There could be several reasons why passive candidates exist. Some could already be employed and unaware that there are better options available, others could be in the midst of training for a new career and unaware that they should be actively looking for work and some may have simply given up on the job market.
You can try to hire the right candidate by advertising on job boards, or finding the right agency to handle the task for you – all of which are geared more toward candidates who are actively searching. Today we will discuss some other avenues you can use to reach out to passive candidates.

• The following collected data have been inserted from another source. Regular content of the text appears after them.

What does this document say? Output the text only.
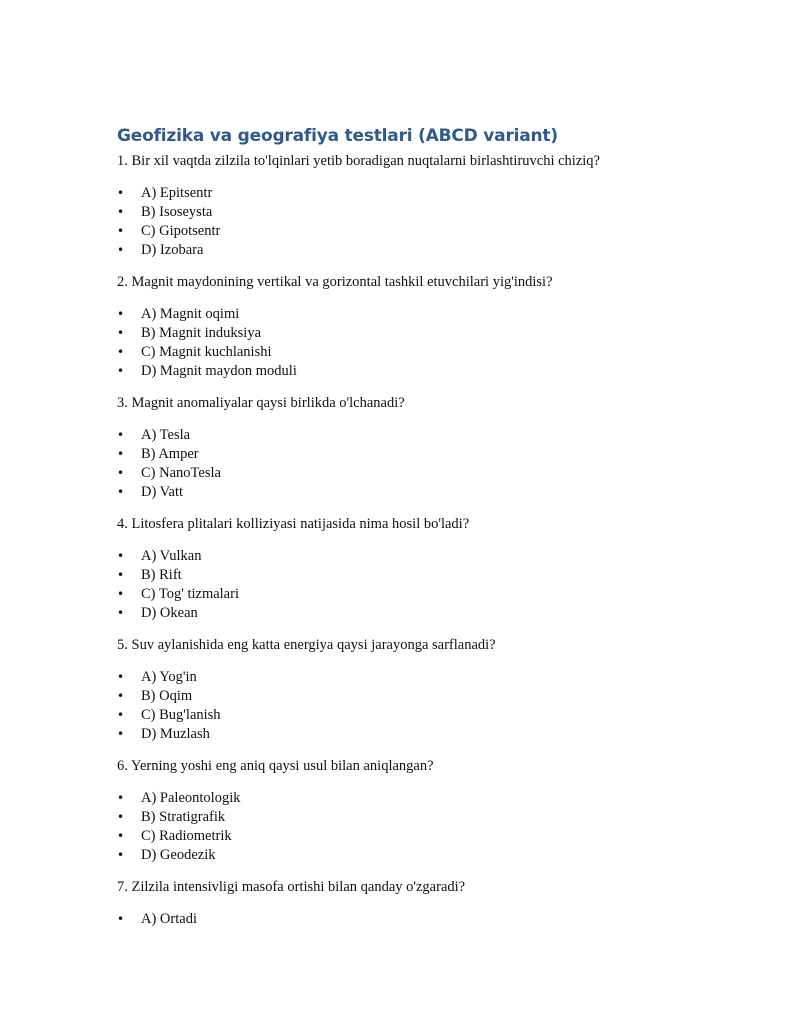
Geofizika va geografiya testlari (ABCD variant)

1. Bir xil vaqtda zilzila to'lqinlari yetib boradigan nuqtalarni birlashtiruvchi chiziq?

• A) Epitsentr
• B) Isoseysta
• C) Gipotsentr
• D) Izobara

2. Magnit maydonining vertikal va gorizontal tashkil etuvchilari yig'indisi?

• A) Magnit oqimi
• B) Magnit induksiya
• C) Magnit kuchlanishi
• D) Magnit maydon moduli

3. Magnit anomaliyalar qaysi birlikda o'lchanadi?

• A) Tesla
• B) Amper
• C) NanoTesla
• D) Vatt

4. Litosfera plitalari kolliziyasi natijasida nima hosil bo'ladi?

• A) Vulkan
• B) Rift
• C) Tog' tizmalari
• D) Okean

5. Suv aylanishida eng katta energiya qaysi jarayonga sarflanadi?

• A) Yog'in
• B) Oqim
• C) Bug'lanish
• D) Muzlash

6. Yerning yoshi eng aniq qaysi usul bilan aniqlangan?

• A) Paleontologik
• B) Stratigrafik
• C) Radiometrik
• D) Geodezik

7. Zilzila intensivligi masofa ortishi bilan qanday o'zgaradi?

• A) Ortadi
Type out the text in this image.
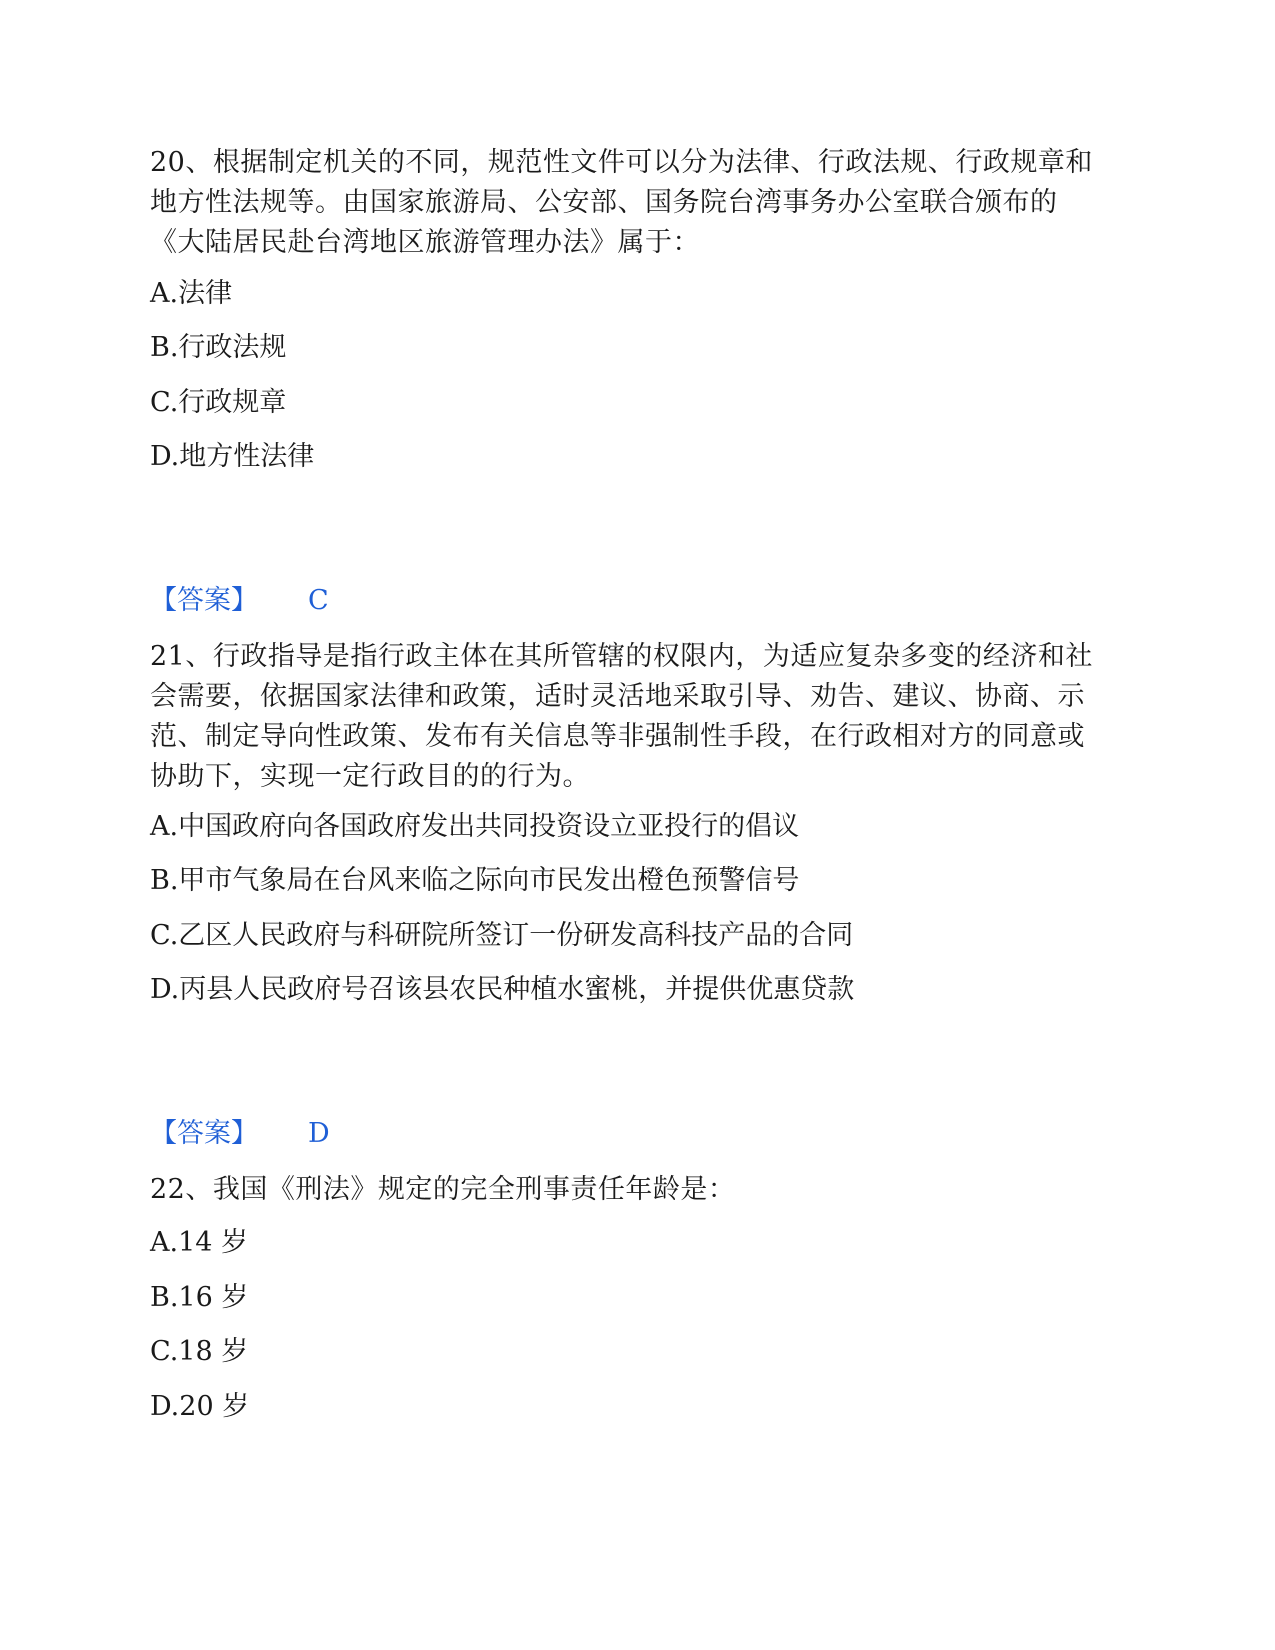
20、根据制定机关的不同，规范性文件可以分为法律、行政法规、行政规章和地方性法规等。由国家旅游局、公安部、国务院台湾事务办公室联合颁布的《大陆居民赴台湾地区旅游管理办法》属于：
A.法律
B.行政法规
C.行政规章
D.地方性法律
【答案】 C
21、行政指导是指行政主体在其所管辖的权限内，为适应复杂多变的经济和社会需要，依据国家法律和政策，适时灵活地采取引导、劝告、建议、协商、示范、制定导向性政策、发布有关信息等非强制性手段，在行政相对方的同意或协助下，实现一定行政目的的行为。
A.中国政府向各国政府发出共同投资设立亚投行的倡议
B.甲市气象局在台风来临之际向市民发出橙色预警信号
C.乙区人民政府与科研院所签订一份研发高科技产品的合同
D.丙县人民政府号召该县农民种植水蜜桃，并提供优惠贷款
【答案】 D
22、我国《刑法》规定的完全刑事责任年龄是：
A.14 岁
B.16 岁
C.18 岁
D.20 岁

Most people are aware of the job placement departments at traditional brick-and-mortar colleges, but may not be aware that those same departments exist at online schools. The added bonus is that students enrolled at schools like Gwynedd Mercy University, are often employed professionals, with years of experience, and could be ideal candidates for their organizations.
Many of these are attending university online because they want to advance within their current organizations, and may not be thinking about going somewhere else. A company reaching out to these students could end up with well-trained candidates ready to transition to a new company, once they have finished their coursework.

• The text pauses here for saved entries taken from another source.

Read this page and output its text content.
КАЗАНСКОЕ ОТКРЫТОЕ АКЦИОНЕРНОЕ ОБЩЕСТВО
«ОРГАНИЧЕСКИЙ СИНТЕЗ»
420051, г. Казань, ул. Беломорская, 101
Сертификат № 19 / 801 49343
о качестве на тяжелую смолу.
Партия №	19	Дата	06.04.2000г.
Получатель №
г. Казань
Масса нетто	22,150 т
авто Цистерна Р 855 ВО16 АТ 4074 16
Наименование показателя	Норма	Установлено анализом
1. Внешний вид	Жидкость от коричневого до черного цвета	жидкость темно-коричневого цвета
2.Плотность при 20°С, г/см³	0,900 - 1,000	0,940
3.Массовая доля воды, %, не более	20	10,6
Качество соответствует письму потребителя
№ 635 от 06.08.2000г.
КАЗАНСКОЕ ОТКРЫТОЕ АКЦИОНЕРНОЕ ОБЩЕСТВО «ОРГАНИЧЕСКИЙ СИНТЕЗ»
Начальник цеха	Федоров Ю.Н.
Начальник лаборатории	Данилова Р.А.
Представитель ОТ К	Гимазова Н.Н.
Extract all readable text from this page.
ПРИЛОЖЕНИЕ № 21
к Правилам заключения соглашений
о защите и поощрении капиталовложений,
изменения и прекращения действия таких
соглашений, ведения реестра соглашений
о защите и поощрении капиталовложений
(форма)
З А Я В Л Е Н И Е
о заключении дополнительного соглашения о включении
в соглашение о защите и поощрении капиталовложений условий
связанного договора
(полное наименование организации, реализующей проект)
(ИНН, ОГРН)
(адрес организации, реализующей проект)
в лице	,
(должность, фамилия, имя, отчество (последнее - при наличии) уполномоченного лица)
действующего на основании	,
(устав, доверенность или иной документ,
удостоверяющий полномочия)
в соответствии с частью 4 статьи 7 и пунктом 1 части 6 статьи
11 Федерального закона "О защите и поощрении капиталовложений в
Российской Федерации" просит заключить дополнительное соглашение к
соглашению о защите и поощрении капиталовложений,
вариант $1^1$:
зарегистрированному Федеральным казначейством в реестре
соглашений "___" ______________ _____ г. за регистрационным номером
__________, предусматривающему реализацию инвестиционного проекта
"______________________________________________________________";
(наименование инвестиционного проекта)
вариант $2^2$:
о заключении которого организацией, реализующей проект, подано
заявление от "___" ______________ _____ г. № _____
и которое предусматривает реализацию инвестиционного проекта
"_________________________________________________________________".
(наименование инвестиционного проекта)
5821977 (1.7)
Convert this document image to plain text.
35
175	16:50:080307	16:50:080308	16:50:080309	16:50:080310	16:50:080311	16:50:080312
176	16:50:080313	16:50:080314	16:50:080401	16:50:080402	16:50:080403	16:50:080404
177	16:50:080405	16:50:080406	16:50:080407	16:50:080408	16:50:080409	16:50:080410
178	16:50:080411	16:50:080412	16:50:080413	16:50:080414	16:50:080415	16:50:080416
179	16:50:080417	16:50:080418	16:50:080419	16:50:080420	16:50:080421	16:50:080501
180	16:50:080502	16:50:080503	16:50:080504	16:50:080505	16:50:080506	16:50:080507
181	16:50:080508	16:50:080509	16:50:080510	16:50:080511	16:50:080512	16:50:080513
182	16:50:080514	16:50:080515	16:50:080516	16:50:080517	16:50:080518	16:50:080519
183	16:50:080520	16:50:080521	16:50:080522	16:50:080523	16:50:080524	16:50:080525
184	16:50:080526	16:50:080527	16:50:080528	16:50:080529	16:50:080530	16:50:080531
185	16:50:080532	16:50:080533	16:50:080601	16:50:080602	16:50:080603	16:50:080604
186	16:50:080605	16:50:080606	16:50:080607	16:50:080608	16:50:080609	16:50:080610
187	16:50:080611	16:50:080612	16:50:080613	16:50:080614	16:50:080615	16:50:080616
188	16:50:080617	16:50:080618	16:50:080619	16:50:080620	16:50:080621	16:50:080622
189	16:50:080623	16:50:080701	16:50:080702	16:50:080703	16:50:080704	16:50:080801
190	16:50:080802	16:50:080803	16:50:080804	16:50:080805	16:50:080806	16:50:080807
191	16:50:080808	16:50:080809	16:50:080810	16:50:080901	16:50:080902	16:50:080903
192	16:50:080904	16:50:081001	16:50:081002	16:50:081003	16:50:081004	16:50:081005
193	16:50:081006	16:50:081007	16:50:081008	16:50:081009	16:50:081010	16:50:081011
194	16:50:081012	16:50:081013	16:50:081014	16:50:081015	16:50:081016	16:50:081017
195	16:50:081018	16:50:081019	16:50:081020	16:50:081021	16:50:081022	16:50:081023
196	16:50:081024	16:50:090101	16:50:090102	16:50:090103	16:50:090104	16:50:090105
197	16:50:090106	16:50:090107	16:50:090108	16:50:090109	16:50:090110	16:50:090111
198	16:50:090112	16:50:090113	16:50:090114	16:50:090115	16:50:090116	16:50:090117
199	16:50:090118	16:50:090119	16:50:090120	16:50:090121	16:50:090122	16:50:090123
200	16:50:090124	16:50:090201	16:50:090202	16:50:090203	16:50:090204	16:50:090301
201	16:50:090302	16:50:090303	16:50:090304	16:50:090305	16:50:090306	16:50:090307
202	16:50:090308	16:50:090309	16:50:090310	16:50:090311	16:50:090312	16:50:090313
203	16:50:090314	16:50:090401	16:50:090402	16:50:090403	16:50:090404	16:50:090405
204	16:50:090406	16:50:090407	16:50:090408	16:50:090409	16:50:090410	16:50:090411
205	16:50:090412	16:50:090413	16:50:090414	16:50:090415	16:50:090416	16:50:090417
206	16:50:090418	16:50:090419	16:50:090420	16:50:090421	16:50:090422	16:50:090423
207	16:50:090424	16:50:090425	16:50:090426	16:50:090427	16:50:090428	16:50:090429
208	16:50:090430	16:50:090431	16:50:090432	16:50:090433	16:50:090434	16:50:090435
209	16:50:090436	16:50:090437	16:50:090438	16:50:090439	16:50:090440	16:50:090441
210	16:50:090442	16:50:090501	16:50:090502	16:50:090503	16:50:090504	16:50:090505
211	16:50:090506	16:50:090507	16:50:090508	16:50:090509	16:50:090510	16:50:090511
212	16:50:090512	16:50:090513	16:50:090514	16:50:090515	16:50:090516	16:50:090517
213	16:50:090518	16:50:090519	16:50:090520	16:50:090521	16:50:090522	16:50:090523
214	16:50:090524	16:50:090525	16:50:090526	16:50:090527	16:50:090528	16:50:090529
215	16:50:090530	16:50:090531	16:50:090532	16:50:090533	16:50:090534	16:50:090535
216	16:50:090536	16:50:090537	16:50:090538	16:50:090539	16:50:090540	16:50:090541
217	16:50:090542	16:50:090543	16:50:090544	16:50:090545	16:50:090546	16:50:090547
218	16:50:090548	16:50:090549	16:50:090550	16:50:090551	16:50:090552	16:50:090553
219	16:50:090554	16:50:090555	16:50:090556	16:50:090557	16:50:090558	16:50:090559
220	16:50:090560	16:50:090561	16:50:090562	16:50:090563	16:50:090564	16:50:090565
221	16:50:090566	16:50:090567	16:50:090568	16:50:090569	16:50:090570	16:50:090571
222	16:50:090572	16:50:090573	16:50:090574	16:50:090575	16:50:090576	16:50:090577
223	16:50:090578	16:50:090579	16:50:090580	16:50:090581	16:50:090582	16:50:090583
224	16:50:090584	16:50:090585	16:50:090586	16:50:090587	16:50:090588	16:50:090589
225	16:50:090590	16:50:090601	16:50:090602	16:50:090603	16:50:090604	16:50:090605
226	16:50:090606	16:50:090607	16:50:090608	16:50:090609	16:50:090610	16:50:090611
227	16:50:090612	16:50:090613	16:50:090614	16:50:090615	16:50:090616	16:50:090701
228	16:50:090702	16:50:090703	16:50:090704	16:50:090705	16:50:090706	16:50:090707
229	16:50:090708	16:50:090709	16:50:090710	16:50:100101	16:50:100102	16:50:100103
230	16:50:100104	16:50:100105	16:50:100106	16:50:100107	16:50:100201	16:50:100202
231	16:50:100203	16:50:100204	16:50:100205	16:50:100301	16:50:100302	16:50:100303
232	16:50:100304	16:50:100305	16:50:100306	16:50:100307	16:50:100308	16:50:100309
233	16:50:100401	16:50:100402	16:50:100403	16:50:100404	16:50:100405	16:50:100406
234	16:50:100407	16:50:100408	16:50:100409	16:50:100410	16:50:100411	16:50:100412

Remember that these are candidates who may not be actively looking for work. To reach them, companies can’t just post an opening on the job board; instead, they need to get the information directly to the source.
- Invitation-only Job Fairs. The company can get the names and addresses of students that are close to completing their coursework, and invite them to attend a job fair. If the company is interested in recruiting internationally, it can host an online session. The recruiter should make sure the invitation highlights all of the benefits the company has to offer, and makes it clear that it is actively seeking qualified candidates. The point is to peak the passive candidate’s curiosity, and get him thinking about moving to a different organization. By making the job fair invitation-only, you will restrict attendance only to those you wish to recruit and you will make it clear to the candidates that they have been specifically chosen. It will make the candidates feel special, and it will plant the seed that their skills and knowledge could be in demand outside of their current organization.
- Guest Lectures. Have a company representative teach a relevant class, with ample information about how that specific company operates in that arena. For example, a representative of the marketing department at XYZ Company can lead a class on Brand Management, giving students general information on branding as well as how XYZ implements its own branding and what XYZ looks for when hiring brand managers. At the end of the presentation, the XYZ representative can hand out business cards with HR information for viewing and applying for job openings in the branding department. Often, hearing straight from a representative that the company is actively seeking candidates will encourage people to apply.
- Recruit the Professors. The fact is that the students aren’t the only source of viable candidates. Many online schools hire individuals who are experts in their fields to pass that information on to the next generation. Just like some of the students, these professionals might not be actively looking for work. The same tactics that can put you on the students’ radar can be used to attract the teachers; and you may even find that the teachers are better suited than some of the students.